About this blog

I’m happy that you found your way here to my film and TV blog, which was primarily inspired by my love of film and TV shows of film quality. I suppose a secondary reason for the blog might be the realization, after watching the documentary Side By Side (2012), that photochemical “film” is being rapidly outpaced by digital technology. While you won’t see any sappy, nostalgic laments about the good ol’ days of “cutting” and “splicing,” you may find me waxing a little poetic on film photography in motion pictures or TV.

But I’m much more interested in film narrative, so any mention of techniques serves only to reinforce how story and image work together for a thematic purpose. A good example might be Noah Baumbach’s interesting choice of sepia-toned frames in Kicking and Screaming (1995) or David O. Russell’s decision to intersperse bleached out, slow-motion shots in Three Kings (1999). In both cases, the cinematographic style underscores a tonal change in the story.

So by now you’ve probably got the idea of how my blog is “retrospective”—which, I think, is a good alternative to “nostalgic”: it’s never a bad thing to look back, especially if new insights can be gained. Accordingly, this blog intends to cover everything from silent films to movies and TV shows only a few months old. But, with rare exception, what it DOESN’T do is review “new”/current films. So, for example, I might do a few posts on 1930s films (like Scarface or Mad Love) or a retrospective glance at Breaking Bad. In some rare cases, I might even do a recap of a show that I’ve recently fallen in love with (Better Call Saul or Fargo), but it’s more likely that I’ll be looking back (a few months or a few years).

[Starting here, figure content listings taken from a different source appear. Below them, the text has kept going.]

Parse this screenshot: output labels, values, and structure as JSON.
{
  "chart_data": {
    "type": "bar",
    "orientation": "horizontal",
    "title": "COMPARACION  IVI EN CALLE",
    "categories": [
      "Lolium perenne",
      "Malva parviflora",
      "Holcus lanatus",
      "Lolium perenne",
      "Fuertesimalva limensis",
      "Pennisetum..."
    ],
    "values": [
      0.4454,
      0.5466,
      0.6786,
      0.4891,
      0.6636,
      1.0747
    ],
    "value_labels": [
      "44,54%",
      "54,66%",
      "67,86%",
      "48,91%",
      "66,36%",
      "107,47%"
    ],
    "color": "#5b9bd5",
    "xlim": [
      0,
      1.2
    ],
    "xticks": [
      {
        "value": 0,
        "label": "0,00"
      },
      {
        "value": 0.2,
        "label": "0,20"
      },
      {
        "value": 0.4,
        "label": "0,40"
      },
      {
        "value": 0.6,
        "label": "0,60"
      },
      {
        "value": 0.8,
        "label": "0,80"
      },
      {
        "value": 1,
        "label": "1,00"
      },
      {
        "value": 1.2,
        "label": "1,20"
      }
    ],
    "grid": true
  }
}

Why, you might ask, am I not covering “upcoming releases”? Simply put, there are plenty of places for that. But a better reason is that I view movies and TV shows (or at least the ones I discuss) as examples of art, as things worth talking about, evaluating or reevaluating long after their release date or season finale. Good examples of this are the TV series Twin Peaks and Breaking Bad, and the films of Richard Linklater and Andrey Zvyagintsev.